Seno bergeming, tetap bergumul dengan buku yang baru
dipinjamnya dari perpustakaan umum.
Yeni merebut buku dari tangan
Seno. “Gimana sih? Diajak diskusi malah baca buku. Hargai aku dong!”
“Ma, keputusanku sudah final,
nggak bisa berubah lagi,” tegas Seno. Sorot
matanya membara.
“Oh Tuhan.” Yeni menghempaskan diri di sisi Seno lalu
meremas-remas rambut indahnya.
Seno merangkul bahu isterinya. “Percayalah Ma, aku akan mendapatkan pekerjaan
yang lebih baik. Yang lebih halal. Karena aku tak mau menafkahi kalian dengan
uang haram.”
Yeni menepis lengan
suaminya. “Terserah Papa deh,” ujar Yeni
seraya berlalu ke kamar tidur mereka.
****
Telah lima bulan Seno menjadi
pengangguran. Kebanyakan orang akan
mengatakan Seno bodoh. Saat keluar
dari pekerjaannya, Seno tengah menduduki
jabatan eselon empat di sebuah instansi ‘basah’. Banyak orang mengidamkan posisi Seno.
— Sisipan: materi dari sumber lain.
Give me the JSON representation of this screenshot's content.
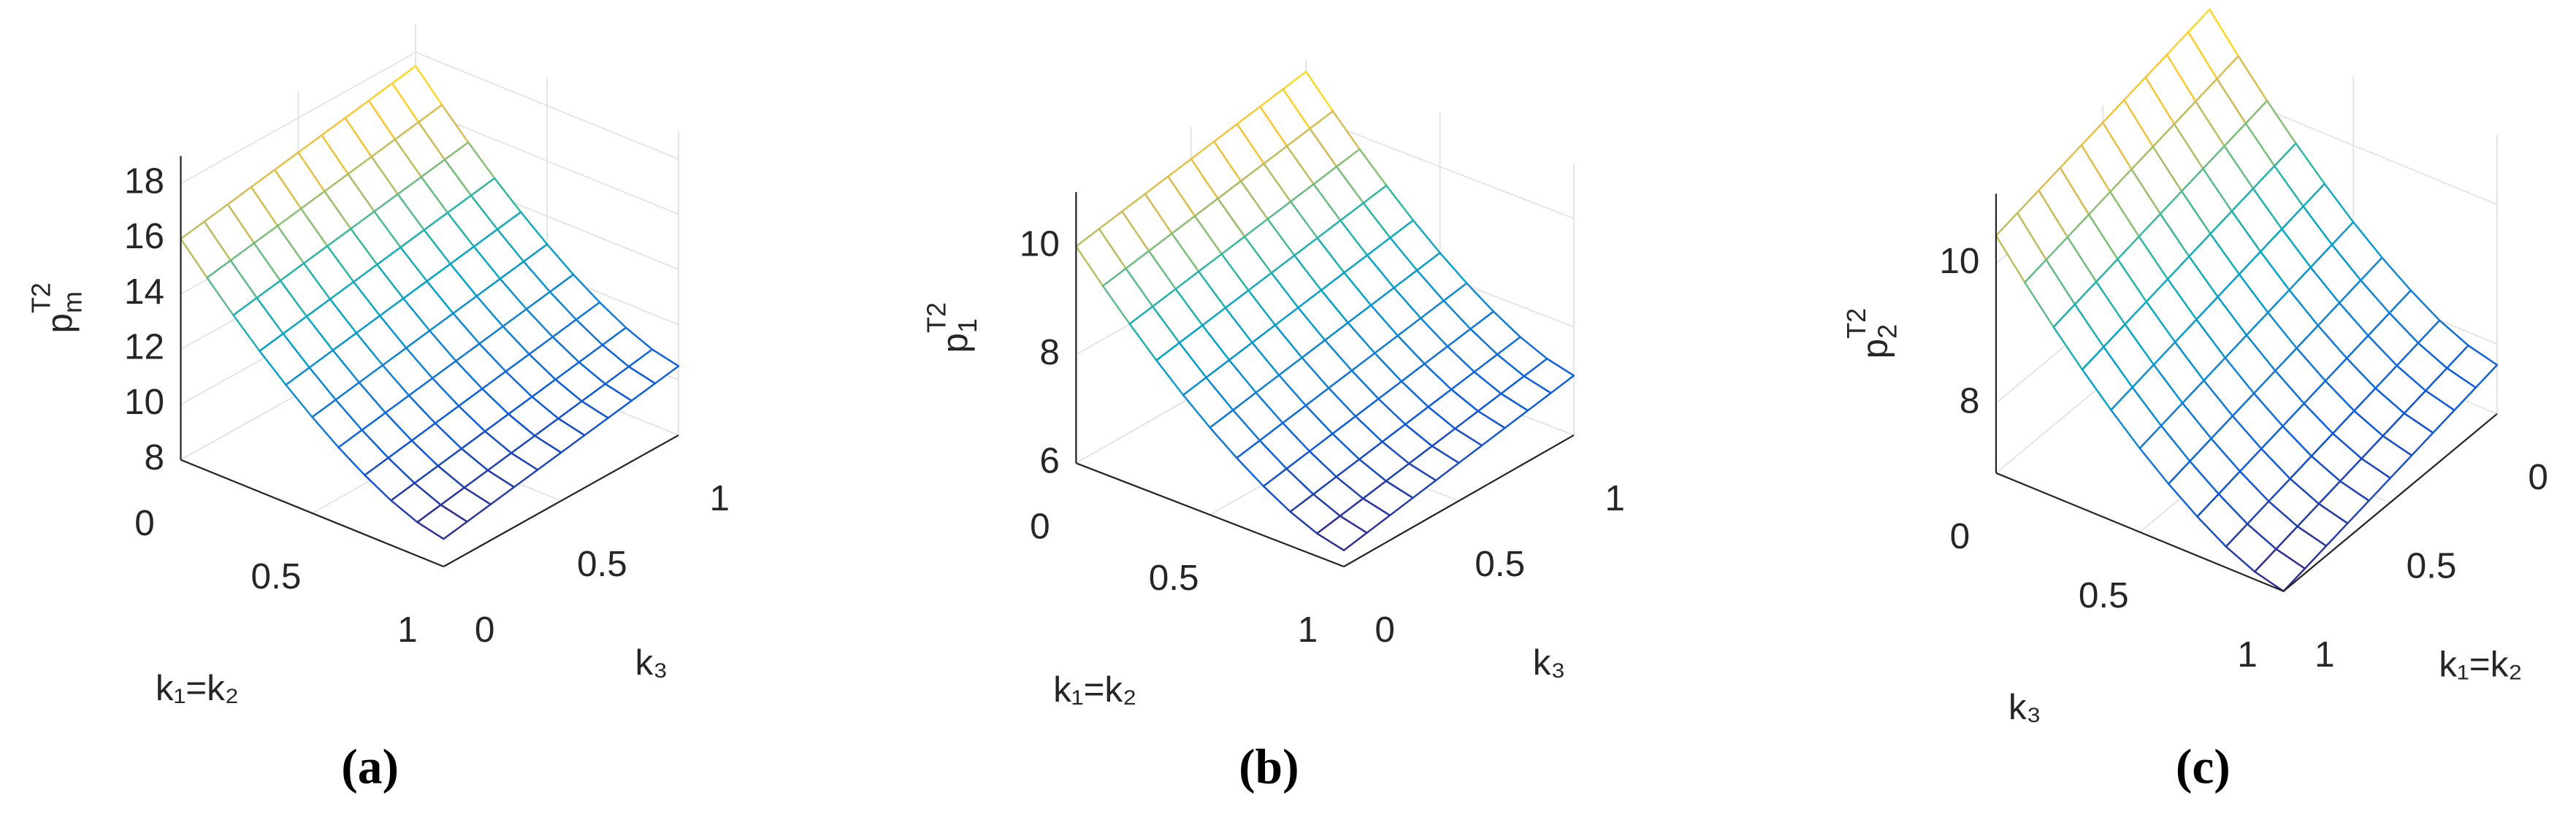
{
  "chart_data": [
    {
      "type": "surface",
      "caption": "(a)",
      "x_label": "k₁=k₂",
      "y_label": "k₃",
      "z_label": {
        "base": "p",
        "sub": "m",
        "sup": "T2"
      },
      "colormap": "parula",
      "grid": true,
      "yreverse": false,
      "xlim": [
        0,
        1
      ],
      "ylim": [
        0,
        1
      ],
      "zlim": [
        8,
        19
      ],
      "xticks": [
        0,
        0.5,
        1
      ],
      "yticks": [
        0,
        0.5,
        1
      ],
      "zticks": [
        8,
        10,
        12,
        14,
        16,
        18
      ],
      "x": [
        0,
        0.1,
        0.2,
        0.3,
        0.4,
        0.5,
        0.6,
        0.7,
        0.8,
        0.9,
        1
      ],
      "y": [
        0,
        0.1,
        0.2,
        0.3,
        0.4,
        0.5,
        0.6,
        0.7,
        0.8,
        0.9,
        1
      ],
      "z": [
        [
          16,
          16.15,
          16.3,
          16.45,
          16.6,
          16.75,
          16.9,
          17.05,
          17.2,
          17.35,
          17.5
        ],
        [
          14.98,
          15.13,
          15.28,
          15.43,
          15.58,
          15.73,
          15.88,
          16.03,
          16.18,
          16.33,
          16.48
        ],
        [
          14.01,
          14.16,
          14.31,
          14.46,
          14.61,
          14.76,
          14.91,
          15.06,
          15.21,
          15.36,
          15.51
        ],
        [
          13.1,
          13.25,
          13.4,
          13.55,
          13.7,
          13.85,
          14,
          14.15,
          14.3,
          14.45,
          14.6
        ],
        [
          12.26,
          12.41,
          12.56,
          12.71,
          12.86,
          13.01,
          13.16,
          13.31,
          13.46,
          13.61,
          13.76
        ],
        [
          11.48,
          11.63,
          11.78,
          11.93,
          12.08,
          12.23,
          12.38,
          12.53,
          12.68,
          12.83,
          12.98
        ],
        [
          10.77,
          10.92,
          11.07,
          11.22,
          11.37,
          11.52,
          11.67,
          11.82,
          11.97,
          12.12,
          12.27
        ],
        [
          10.15,
          10.3,
          10.45,
          10.6,
          10.75,
          10.9,
          11.05,
          11.2,
          11.35,
          11.5,
          11.65
        ],
        [
          9.62,
          9.77,
          9.92,
          10.07,
          10.22,
          10.37,
          10.52,
          10.67,
          10.82,
          10.97,
          11.12
        ],
        [
          9.22,
          9.37,
          9.52,
          9.67,
          9.82,
          9.97,
          10.12,
          10.27,
          10.42,
          10.57,
          10.72
        ],
        [
          9,
          9.15,
          9.3,
          9.45,
          9.6,
          9.75,
          9.9,
          10.05,
          10.2,
          10.35,
          10.5
        ]
      ]
    },
    {
      "type": "surface",
      "caption": "(b)",
      "x_label": "k₁=k₂",
      "y_label": "k₃",
      "z_label": {
        "base": "p",
        "sub": "1",
        "sup": "T2"
      },
      "colormap": "parula",
      "grid": true,
      "yreverse": false,
      "xlim": [
        0,
        1
      ],
      "ylim": [
        0,
        1
      ],
      "zlim": [
        6,
        11
      ],
      "xticks": [
        0,
        0.5,
        1
      ],
      "yticks": [
        0,
        0.5,
        1
      ],
      "zticks": [
        6,
        8,
        10
      ],
      "x": [
        0,
        0.1,
        0.2,
        0.3,
        0.4,
        0.5,
        0.6,
        0.7,
        0.8,
        0.9,
        1
      ],
      "y": [
        0,
        0.1,
        0.2,
        0.3,
        0.4,
        0.5,
        0.6,
        0.7,
        0.8,
        0.9,
        1
      ],
      "z": [
        [
          10,
          10.08,
          10.16,
          10.24,
          10.32,
          10.4,
          10.48,
          10.56,
          10.64,
          10.72,
          10.8
        ],
        [
          9.46,
          9.54,
          9.62,
          9.7,
          9.78,
          9.86,
          9.94,
          10.02,
          10.1,
          10.18,
          10.26
        ],
        [
          8.95,
          9.03,
          9.11,
          9.19,
          9.27,
          9.35,
          9.43,
          9.51,
          9.59,
          9.67,
          9.75
        ],
        [
          8.47,
          8.55,
          8.63,
          8.71,
          8.79,
          8.87,
          8.95,
          9.03,
          9.11,
          9.19,
          9.27
        ],
        [
          8.02,
          8.1,
          8.18,
          8.26,
          8.34,
          8.42,
          8.5,
          8.58,
          8.66,
          8.74,
          8.82
        ],
        [
          7.61,
          7.69,
          7.77,
          7.85,
          7.93,
          8.01,
          8.09,
          8.17,
          8.25,
          8.33,
          8.41
        ],
        [
          7.24,
          7.32,
          7.4,
          7.48,
          7.56,
          7.64,
          7.72,
          7.8,
          7.88,
          7.96,
          8.04
        ],
        [
          6.91,
          6.99,
          7.07,
          7.15,
          7.23,
          7.31,
          7.39,
          7.47,
          7.55,
          7.63,
          7.71
        ],
        [
          6.63,
          6.71,
          6.79,
          6.87,
          6.95,
          7.03,
          7.11,
          7.19,
          7.27,
          7.35,
          7.43
        ],
        [
          6.42,
          6.5,
          6.58,
          6.66,
          6.74,
          6.82,
          6.9,
          6.98,
          7.06,
          7.14,
          7.22
        ],
        [
          6.3,
          6.38,
          6.46,
          6.54,
          6.62,
          6.7,
          6.78,
          6.86,
          6.94,
          7.02,
          7.1
        ]
      ]
    },
    {
      "type": "surface",
      "caption": "(c)",
      "x_label": "k₃",
      "y_label": "k₁=k₂",
      "z_label": {
        "base": "p",
        "sub": "2",
        "sup": "T2"
      },
      "colormap": "parula",
      "grid": true,
      "yreverse": true,
      "xlim": [
        0,
        1
      ],
      "ylim": [
        0,
        1
      ],
      "zlim": [
        7,
        11
      ],
      "xticks": [
        0,
        0.5,
        1
      ],
      "yticks": [
        0,
        0.5,
        1
      ],
      "zticks": [
        8,
        10
      ],
      "x": [
        0,
        0.1,
        0.2,
        0.3,
        0.4,
        0.5,
        0.6,
        0.7,
        0.8,
        0.9,
        1
      ],
      "y": [
        0,
        0.1,
        0.2,
        0.3,
        0.4,
        0.5,
        0.6,
        0.7,
        0.8,
        0.9,
        1
      ],
      "z": [
        [
          11.1,
          11.03,
          10.96,
          10.89,
          10.82,
          10.75,
          10.68,
          10.61,
          10.54,
          10.47,
          10.4
        ],
        [
          10.6,
          10.53,
          10.46,
          10.39,
          10.32,
          10.25,
          10.18,
          10.11,
          10.04,
          9.97,
          9.9
        ],
        [
          10.13,
          10.06,
          9.99,
          9.92,
          9.85,
          9.78,
          9.71,
          9.64,
          9.57,
          9.5,
          9.43
        ],
        [
          9.69,
          9.62,
          9.55,
          9.48,
          9.41,
          9.34,
          9.27,
          9.2,
          9.13,
          9.06,
          8.99
        ],
        [
          9.28,
          9.21,
          9.14,
          9.07,
          9,
          8.93,
          8.86,
          8.79,
          8.72,
          8.65,
          8.58
        ],
        [
          8.9,
          8.83,
          8.76,
          8.69,
          8.62,
          8.55,
          8.48,
          8.41,
          8.34,
          8.27,
          8.2
        ],
        [
          8.56,
          8.49,
          8.42,
          8.35,
          8.28,
          8.21,
          8.14,
          8.07,
          8,
          7.93,
          7.86
        ],
        [
          8.26,
          8.19,
          8.12,
          8.05,
          7.98,
          7.91,
          7.84,
          7.77,
          7.7,
          7.63,
          7.56
        ],
        [
          8,
          7.93,
          7.86,
          7.79,
          7.72,
          7.65,
          7.58,
          7.51,
          7.44,
          7.37,
          7.3
        ],
        [
          7.81,
          7.74,
          7.67,
          7.6,
          7.53,
          7.46,
          7.39,
          7.32,
          7.25,
          7.18,
          7.11
        ],
        [
          7.7,
          7.63,
          7.56,
          7.49,
          7.42,
          7.35,
          7.28,
          7.21,
          7.14,
          7.07,
          7
        ]
      ]
    }
  ]
}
Bahkan bersedia menyogok demi mendapatkan
posisi tersebut. Tapi, Seno malah angkat
kaki dari posisi strategis itu.
“Pa, Ulan udah dua bulan nunggak
SPP,” lapor puteri sulungnya yang baru pulang sekolah.
“Papa tahu. Saran papa, kamu pindah aja ke SMP Negeri. Toh pelajarannya sama dengan di
sekolahmu. Tapi, biayanya terjangkau.” Seno mengusap kepala puterinya yang tertutup
jilbab putih.
“Cape deh! Kata teman SD-ku, guru sekolah negeri malas ngajar.
Terus, ekskulnya nggak asik. Ulan
pasti BT kalau bersekolah di negeri,” ujar Wulan sambil mengernyitkan alisnya
yang tebal.
“Ada apa sih?” Yeni meninggalkan pekerjaannya di dapur untuk
menghampiri mereka.
“Mama, kata Papa, Ulan harus
pindah ke sekolah negeri.” Wulan mengadu
pada mamanya.
“Nggak bisa. Kamu nggak boleh pindah sekolah. Kalau Papamu nggak sanggup bayar SPP, biar
mama yang cari uang,” tukas Yeni sambil mendelik sewot pada Seno.
“Emangnya Mama mau kerja apa?” Risa,
si anak kedua, bergabung dalam
percakapan keluarga.
“Eh, eh, kalian belum tahu ya? Dulu mama pernah jadi model. Sebentar, mama mau menunjukan sesuatu.”
Yeni berlari ke dalam
kamarnya. Sejurus kemudian, Yeni keluar
sambil membawa setumpuk majalah dan tabloid. “Nih, lihat, mama kalian pernah
muda dan cantik!” Yeni menunjukan
foto-foto dirinya saat menjadi model iklan dan cover majalah dengan mimik bangga.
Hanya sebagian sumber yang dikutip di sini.